News: Wingate still busy place over summer

Though school has let out months ago, the campus of Wingate is still a hustling and bustling place. “Summer at Wingate is actually busier in June and July than it is during the entire school year,” said Residence Life Director Chris Ziegler.
Wingate University offers students summer courses along with a place to live. But it isn’t the students who make Wingate an active campus, it is the people who come from outside.
Wingate hosts several different sports camps during the summer including soccer, basketball, softball, lacrosse, and football. The university also hosts a program known as Passport where churches from several different locations come together at Wingate and perform an array of activities such as service projects, daily worships, and bible studies. According to Residence Life, there are over 5,000 campers that occupy Wingate’s campus over the summer in 20 different camps.
Assistant Director of Residence Life Gary Bodford said, “It’s a logistical nightmare,” and “a vicious cycle.” Bodford also said, “We have campers leaving on a Friday and then new campers coming in on Sunday.” This only gives the campus services a little over a day to clean the dorms for the next batch of campers.
To live on the campus of Wingate during the summer can be a high price to pay. Students are charged $325 per credit hour, $360 for a room to live in per four-week session, $200 if one wants to eat in the café or at the Klondike, and another $200 for books.
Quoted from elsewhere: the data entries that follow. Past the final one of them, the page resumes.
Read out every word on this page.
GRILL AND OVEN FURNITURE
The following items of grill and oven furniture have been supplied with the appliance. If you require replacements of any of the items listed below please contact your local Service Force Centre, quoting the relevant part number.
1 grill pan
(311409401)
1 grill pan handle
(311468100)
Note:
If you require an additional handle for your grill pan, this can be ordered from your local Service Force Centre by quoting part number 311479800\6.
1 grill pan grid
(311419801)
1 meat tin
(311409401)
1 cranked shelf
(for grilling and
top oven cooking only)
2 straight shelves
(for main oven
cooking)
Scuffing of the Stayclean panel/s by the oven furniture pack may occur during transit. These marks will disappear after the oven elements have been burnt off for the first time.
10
For the high price Wingate University students pay to attend summer classes, the Beam Apartments are designated for them—8-person, 4-room apartments. Whereas the Passport Kids and summer sports camps stay in the single-person 4-bedroom apartments of Jefferson. They also occupy New Beam, North Campus, New Cannon, Old Cannon, and Helms. Several students have mixed feelings about the kids, who do not attend the university, walking around campus and staying in the seemingly “better” dorms.
Bodford said that the Jefferson dorms are designated for the Passport kids, whom have over 300 campers per week, and other camps, to make it easier for the camp. “They can contain the kids in one area,” explained Bodford. The Passport camps also bring a great deal of revenue to Wingate University. “It does help Wingate out tremendously… it will save some people’s jobs,” said Bodford.
Bodford also said when asked why summer school students could not stay in New Beam was because it was not ready to be lived in at the time of the beginning of the first session of summer school.
Junior Cheryl Vaccaro feels that these camps are positive for their campers. She said, “I think it’s a great opportunity that they are able to attend these camps that are on our campus. I wish I could have gone to a sports camp like the ones that are here when I was their age.” Vaccaro added, however, “On the downside there’s a lot of kids on campus and they are allowed to live in Jefferson and have a meal plan. I think that if they are allowed to have a meal plan, we should be able to have one too that’s cheaper.”
Junior Kelye Perry thinks that taking summer classes is another good opportunity. However, “I think we’re essentially paying the same amount (as the campers), we should have the same accommodations accessible to us, like free printing in Bridges and less expensive meal plans. $10 a meal is outrageous,” she said.
Bodford said that he tries to get in as many of a variety of camps as possible. “We’re branching out with different things,” he said. Bodford explained that Wingate had to turn away a huge national football camp because there wasn’t enough field space because other camps had to use the fields as well.